In order to compete effectively in their respective industries, companies must establish a strong online presence. Content marketing is an integral part of any marketing strategy, and it plays an important role in achieving this. However, many companies often struggle with deciding whether to use short-form or long-form content. When it comes to short form vs long form, you need to consider your type of business, audience, business goals, and existing SERPs when weighing the dilemma. Let’s take a look at the difference between short and long form content as well as the pros and cons of each type.

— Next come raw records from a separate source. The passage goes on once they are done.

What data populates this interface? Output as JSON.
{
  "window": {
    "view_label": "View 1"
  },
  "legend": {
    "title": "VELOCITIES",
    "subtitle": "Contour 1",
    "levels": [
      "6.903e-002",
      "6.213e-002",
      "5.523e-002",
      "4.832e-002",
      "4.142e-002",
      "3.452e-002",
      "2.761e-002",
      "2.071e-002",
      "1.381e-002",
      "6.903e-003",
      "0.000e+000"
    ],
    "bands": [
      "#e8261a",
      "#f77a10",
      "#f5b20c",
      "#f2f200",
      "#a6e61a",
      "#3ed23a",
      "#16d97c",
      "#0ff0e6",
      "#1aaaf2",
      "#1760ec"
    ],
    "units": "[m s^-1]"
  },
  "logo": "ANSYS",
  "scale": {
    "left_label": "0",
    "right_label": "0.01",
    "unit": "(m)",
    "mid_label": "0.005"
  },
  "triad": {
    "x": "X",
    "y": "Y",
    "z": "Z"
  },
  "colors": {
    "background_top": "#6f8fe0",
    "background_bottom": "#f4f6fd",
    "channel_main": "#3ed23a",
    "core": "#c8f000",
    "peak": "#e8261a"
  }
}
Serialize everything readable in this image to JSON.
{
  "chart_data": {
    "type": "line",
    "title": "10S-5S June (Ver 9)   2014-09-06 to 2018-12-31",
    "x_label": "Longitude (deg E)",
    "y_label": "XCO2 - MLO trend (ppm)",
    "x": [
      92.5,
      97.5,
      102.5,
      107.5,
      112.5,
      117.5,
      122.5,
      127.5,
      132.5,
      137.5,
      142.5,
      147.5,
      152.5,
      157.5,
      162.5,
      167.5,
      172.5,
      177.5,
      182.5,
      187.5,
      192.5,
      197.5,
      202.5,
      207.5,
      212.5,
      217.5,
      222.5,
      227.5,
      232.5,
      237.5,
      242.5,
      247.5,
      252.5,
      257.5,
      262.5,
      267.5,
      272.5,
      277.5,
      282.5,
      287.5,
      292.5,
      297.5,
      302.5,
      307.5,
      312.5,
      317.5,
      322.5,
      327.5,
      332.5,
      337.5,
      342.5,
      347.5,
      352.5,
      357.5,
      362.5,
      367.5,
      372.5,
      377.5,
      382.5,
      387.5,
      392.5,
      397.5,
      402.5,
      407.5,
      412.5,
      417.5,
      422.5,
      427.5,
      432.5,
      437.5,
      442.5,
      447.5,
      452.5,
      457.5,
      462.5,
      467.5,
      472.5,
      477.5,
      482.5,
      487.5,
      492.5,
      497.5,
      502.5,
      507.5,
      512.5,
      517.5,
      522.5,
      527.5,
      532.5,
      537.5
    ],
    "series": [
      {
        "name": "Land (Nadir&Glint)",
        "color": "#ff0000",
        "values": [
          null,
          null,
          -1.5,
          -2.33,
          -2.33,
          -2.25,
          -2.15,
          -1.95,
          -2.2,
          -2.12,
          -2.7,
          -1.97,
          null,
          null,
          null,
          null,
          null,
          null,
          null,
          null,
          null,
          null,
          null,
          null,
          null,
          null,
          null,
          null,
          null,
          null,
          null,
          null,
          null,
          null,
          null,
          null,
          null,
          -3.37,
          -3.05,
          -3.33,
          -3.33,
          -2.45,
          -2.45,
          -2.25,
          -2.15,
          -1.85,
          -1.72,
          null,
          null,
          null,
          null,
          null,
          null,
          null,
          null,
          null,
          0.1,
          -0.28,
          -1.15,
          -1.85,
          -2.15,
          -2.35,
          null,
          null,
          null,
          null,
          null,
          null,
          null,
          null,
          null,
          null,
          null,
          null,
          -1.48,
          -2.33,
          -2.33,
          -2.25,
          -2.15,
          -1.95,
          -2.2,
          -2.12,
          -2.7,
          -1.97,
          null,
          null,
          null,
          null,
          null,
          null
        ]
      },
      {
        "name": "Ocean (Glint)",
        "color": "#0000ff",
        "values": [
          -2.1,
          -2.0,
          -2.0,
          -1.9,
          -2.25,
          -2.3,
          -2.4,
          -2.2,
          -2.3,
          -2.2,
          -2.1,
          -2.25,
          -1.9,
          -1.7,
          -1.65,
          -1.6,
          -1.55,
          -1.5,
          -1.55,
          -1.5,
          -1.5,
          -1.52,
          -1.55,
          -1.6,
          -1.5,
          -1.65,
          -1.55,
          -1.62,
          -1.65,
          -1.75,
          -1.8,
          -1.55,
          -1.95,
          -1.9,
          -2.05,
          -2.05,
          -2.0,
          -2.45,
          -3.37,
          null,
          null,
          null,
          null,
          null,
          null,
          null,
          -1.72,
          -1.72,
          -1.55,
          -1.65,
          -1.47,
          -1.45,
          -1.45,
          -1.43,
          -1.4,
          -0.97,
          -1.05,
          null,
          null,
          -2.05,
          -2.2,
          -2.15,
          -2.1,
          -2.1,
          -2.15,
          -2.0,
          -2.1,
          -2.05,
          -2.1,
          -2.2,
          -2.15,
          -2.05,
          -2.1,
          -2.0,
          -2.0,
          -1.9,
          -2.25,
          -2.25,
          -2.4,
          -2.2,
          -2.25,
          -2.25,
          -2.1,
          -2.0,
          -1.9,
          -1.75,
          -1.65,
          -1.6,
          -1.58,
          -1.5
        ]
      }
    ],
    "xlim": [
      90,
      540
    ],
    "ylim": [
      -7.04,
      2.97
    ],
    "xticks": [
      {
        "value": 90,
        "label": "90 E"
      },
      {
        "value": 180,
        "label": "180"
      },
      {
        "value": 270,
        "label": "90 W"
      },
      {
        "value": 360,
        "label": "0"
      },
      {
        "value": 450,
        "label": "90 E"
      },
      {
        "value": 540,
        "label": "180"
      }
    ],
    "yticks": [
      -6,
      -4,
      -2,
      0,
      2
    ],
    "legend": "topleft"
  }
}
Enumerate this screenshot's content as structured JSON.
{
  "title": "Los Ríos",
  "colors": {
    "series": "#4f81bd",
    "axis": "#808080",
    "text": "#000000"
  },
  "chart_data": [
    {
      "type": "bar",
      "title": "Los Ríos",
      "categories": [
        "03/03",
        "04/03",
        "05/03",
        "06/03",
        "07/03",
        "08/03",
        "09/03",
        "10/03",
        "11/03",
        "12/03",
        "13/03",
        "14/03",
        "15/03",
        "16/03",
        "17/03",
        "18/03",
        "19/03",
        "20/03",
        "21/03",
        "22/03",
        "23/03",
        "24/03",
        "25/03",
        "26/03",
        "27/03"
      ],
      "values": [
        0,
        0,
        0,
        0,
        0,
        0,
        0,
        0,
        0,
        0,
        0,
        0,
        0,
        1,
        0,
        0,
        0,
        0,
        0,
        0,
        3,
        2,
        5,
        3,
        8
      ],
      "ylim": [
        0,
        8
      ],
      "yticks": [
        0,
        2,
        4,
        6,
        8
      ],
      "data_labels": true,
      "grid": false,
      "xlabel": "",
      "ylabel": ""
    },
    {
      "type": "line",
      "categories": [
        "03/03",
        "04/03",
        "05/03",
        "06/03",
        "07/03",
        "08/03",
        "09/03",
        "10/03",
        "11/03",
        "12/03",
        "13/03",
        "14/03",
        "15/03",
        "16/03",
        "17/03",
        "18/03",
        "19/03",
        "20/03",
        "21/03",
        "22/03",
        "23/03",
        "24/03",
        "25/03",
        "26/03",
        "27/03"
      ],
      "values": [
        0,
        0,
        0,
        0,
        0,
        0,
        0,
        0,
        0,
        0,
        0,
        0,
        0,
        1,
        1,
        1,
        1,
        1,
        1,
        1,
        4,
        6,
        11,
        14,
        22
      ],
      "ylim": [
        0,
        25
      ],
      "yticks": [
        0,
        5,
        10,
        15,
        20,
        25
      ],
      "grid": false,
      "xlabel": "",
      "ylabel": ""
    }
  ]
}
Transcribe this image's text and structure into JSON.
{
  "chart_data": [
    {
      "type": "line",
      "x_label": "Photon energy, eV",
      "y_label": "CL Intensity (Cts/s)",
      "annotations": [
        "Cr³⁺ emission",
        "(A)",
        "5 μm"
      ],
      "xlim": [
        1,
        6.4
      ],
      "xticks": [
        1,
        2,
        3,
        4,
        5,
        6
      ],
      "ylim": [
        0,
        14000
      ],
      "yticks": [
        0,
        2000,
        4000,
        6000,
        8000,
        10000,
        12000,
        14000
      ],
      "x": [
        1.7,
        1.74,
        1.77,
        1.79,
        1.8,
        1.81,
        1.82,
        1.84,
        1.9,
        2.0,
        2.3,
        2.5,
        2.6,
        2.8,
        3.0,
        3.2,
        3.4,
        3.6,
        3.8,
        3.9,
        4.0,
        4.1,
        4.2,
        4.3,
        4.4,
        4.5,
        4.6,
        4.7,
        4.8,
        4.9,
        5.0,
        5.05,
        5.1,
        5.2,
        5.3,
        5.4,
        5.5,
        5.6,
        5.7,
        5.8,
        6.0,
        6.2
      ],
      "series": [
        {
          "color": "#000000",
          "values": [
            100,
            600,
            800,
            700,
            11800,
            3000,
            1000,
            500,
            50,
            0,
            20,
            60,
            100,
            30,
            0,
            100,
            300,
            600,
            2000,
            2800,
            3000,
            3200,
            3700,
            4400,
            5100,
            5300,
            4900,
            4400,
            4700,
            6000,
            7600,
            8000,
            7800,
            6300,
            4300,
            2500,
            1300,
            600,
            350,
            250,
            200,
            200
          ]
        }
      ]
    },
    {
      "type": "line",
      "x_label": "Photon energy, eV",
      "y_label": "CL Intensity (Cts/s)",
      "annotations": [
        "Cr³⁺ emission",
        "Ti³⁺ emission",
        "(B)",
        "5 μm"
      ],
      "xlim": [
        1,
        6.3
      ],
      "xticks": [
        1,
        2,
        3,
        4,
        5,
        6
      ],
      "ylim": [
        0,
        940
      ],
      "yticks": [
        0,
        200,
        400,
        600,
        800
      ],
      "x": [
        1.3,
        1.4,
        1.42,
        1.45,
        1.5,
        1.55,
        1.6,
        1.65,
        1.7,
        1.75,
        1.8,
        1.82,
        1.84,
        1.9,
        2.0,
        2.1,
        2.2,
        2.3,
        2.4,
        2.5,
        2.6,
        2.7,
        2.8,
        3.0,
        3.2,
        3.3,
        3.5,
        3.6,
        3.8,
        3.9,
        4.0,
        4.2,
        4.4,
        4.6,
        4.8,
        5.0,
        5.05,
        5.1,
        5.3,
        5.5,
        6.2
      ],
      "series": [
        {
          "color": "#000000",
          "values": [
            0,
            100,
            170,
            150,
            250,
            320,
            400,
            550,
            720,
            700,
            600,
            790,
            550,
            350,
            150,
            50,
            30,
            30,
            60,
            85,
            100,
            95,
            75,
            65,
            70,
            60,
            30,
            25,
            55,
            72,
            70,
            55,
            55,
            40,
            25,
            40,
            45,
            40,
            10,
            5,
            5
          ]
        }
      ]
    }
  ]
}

What Is Short Form Content?
Short-form content generally refers to pieces that fall under 1,000 words, although the limits may be higher or lower depending on who you ask. Such types of content can take the form of blog posts, landing pages, social media posts, news articles and emails – a useful way to provide readers with the basics they need to know or answer their most frequent queries. Others employ this style as part of a series of smaller pieces focusing on a single topic.
What Is Long Form Content?
Long-form content can range anywhere from 1,000 to 2,000-plus words. Depending on your definition, it could comprise blog posts, white papers, pillar pages, ebooks, how-to guides, tutorials, case studies and research reports – tools you can use to showcase your expertise and share your authoritative knowledge on niche topics.
Google tends to reward long form content more as it helps showcase the author as an authority on the topic. However, this isn’t always the case. The content piece needs to answer relevant questions and be built properly. Google and other search engines have been known to lower rankings for this type of content due to keyword stuffing and other black-hat SEO tactics. Just be sure that you are producing true long form content rather than trying to make a quick jump in organic rankings.
Which Form of Content Is Right for My Business?
The true answer is both. Marketers have the opportunity to use a mix of content depending on their desired message. When determining what length of content is best for your goals and customer needs, consider how much your customers already know about a topic, how interested your readers are, and the resources you have available. You should also factor in user intent alongside business objectives.
It’s best to remember that both short-form and long-form pieces can be beneficial or detrimental depending upon seasonality, their intended use, and the position of consumers in their buying journey. If they’re still in a research phase, long form is going to be best to help educate them on your product. If they’re close to making a decision, then short form will be good to help give them a nudge in the right direction. It’s all dependent on the desired use of the content piece.
The Takeaway
The key takeaway is that there is no right or wrong choice for how long your content should be. As long as you are producing strongly written content that answers questions for your intended audience then you will be in a great position to increase your organic rankings, as well as convert more people by standing out as an expert in your industry.
Be sure to incorporate both long and short content pieces to give yourself a healthy mix of content. The more strongly written content you can publish, the more likely Google and search engines are to award you higher rankings.